Werdohl - „Besonders die Kinder- und Jugendarbeit, die in den heimischen Sportvereinen geleistet wird, liegt uns am Herzen“, erklärte Mike Kernig, Mitglied des Vorstands der Vereinigten Sparkasse im Märkischen Kreis.

Am Montagmorgen überreichte er dem Vorsitzenden des Werdohler Stadtsportverbandes, Dr. Richard Müller-Schlotmann, in der Hauptstelle der Werdohler Sparkasse einen Scheck über 6500 Euro. Mehr als 3200 Jugendliche würden in den 23 aktiven Werdohler Sportvereinen betreut und gefördert, stellte Kernig fest.

„Vereinsarbeit wird heutzutage oft belächelt.
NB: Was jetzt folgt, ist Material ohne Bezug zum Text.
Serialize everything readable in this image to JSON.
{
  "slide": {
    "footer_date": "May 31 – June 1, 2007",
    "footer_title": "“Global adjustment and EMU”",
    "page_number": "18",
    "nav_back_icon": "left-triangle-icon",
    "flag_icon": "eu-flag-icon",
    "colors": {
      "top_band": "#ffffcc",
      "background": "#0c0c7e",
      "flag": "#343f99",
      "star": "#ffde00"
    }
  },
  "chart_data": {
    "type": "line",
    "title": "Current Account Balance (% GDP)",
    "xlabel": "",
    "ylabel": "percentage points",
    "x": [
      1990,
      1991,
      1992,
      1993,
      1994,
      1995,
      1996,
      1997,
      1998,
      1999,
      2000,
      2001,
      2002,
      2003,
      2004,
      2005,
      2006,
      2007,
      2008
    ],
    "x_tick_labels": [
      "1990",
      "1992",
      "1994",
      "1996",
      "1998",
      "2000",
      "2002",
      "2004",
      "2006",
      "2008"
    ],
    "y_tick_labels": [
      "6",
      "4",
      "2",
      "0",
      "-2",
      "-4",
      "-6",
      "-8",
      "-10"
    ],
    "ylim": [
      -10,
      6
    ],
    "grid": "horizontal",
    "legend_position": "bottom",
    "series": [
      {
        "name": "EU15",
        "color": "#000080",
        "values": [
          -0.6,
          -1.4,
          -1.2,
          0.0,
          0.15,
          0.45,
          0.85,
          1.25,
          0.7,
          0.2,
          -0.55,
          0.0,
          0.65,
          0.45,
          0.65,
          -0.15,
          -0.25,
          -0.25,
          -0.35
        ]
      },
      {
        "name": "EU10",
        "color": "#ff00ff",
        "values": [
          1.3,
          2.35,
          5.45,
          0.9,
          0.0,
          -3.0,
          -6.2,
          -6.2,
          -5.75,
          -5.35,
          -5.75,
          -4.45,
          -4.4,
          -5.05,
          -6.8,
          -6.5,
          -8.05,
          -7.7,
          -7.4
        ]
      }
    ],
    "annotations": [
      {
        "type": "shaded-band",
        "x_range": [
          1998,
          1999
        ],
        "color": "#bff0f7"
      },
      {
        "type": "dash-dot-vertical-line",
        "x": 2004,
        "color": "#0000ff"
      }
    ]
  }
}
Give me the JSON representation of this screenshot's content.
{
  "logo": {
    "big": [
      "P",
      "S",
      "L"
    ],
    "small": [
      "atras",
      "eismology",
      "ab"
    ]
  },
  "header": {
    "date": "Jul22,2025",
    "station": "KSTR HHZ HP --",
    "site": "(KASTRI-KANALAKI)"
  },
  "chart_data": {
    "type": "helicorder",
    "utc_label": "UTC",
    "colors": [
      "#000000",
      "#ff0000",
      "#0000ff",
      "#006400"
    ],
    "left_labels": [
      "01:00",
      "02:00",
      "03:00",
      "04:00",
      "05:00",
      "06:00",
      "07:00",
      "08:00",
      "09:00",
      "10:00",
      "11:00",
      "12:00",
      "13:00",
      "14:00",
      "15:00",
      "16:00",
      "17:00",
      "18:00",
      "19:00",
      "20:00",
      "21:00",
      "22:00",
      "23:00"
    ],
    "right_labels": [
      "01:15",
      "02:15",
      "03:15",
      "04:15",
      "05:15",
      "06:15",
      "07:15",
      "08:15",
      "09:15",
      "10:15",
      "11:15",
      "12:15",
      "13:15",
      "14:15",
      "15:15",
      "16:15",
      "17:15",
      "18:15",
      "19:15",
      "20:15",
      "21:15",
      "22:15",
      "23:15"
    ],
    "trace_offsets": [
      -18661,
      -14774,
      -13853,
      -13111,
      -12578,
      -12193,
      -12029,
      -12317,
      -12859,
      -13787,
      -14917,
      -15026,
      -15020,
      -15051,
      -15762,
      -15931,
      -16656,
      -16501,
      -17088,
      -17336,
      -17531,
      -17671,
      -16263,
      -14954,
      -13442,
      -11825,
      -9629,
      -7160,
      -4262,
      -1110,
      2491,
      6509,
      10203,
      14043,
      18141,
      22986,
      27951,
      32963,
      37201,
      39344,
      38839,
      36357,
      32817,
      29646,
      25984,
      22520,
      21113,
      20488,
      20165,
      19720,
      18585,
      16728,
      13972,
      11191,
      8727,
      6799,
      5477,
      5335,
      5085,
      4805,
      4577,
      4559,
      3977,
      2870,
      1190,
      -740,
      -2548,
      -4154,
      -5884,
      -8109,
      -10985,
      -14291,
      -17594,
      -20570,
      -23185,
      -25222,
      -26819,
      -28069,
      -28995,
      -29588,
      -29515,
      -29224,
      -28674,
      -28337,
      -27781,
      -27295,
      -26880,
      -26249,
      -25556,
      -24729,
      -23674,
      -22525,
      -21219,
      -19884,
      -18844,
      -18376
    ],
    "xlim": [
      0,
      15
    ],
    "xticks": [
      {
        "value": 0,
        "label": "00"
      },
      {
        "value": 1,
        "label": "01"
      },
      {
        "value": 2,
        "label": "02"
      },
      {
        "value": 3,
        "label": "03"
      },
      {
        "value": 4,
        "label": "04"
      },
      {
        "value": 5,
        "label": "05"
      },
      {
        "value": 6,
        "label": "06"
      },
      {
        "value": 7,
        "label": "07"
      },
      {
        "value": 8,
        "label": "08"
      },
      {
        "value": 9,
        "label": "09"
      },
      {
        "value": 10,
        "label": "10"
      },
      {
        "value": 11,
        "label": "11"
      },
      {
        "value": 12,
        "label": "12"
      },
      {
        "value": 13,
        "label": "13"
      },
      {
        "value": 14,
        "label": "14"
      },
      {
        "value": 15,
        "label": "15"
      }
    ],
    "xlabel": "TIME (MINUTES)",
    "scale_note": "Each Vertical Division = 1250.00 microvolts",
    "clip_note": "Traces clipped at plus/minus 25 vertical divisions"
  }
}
Computer, PC-Spiele und Co. scheinen keinen zeitlichen Spielraum mehr für Vereinsaktivitäten zu lassen. Die Ehrenamtlichen, die unsere Vereine am Leben erhalten, werden seltener. Wir helfen gerne, um die Rahmenbedingungen aufrecht zu erhalten und die Vereinsarbeit zumindest finanziell zu entlasten“, erklärte das Sparkassen-Vorstandsmitglied. 

Freude über die Finanzspritze

Bürgermeisterin Silvia Voßloh freute sich über die Finanzspritze für die heimischen Sportvereine, und lobte: „In Werdohl läuft die Vereinsarbeit vorbildlich. Vor allem im Jugendbereich muss man das Ehrenamt wirklich mit Herzblut ausüben.“ Auch deshalb könne man oftmals beobachten, dass die heutigen Übungsleiter als Kinder früher selbst an den Trainingsstunden der jeweiligen Vereine teilgenommen hätten.

Dr. Richard Müller-Schlotmann bedankte sich für die Unterstützung durch die Sparkasse. „Wir hoffen, mit dem Geld auch weitere Übungsleiter gewinnen zu können“, stellte er fest. Neben der Arbeit im Kinder- und Jugendbereich sei die Flüchtlingsarbeit einer der Schwerpunkte in diesem Jahr gewesen. „Sport ist ein wichtiges Mittel zur Integration“, stellte der Stadtsportverbandsvorsitzende fest. 

Unter anderem hätte der Schwimmverein Wassergewöhnung speziell für Flüchtlingskinder angeboten. Zudem seien inzwischen zahlreiche Kinder, die sich in Deutschland eine neue Heimat wünschen, in den Fußballgruppen der FSV integriert.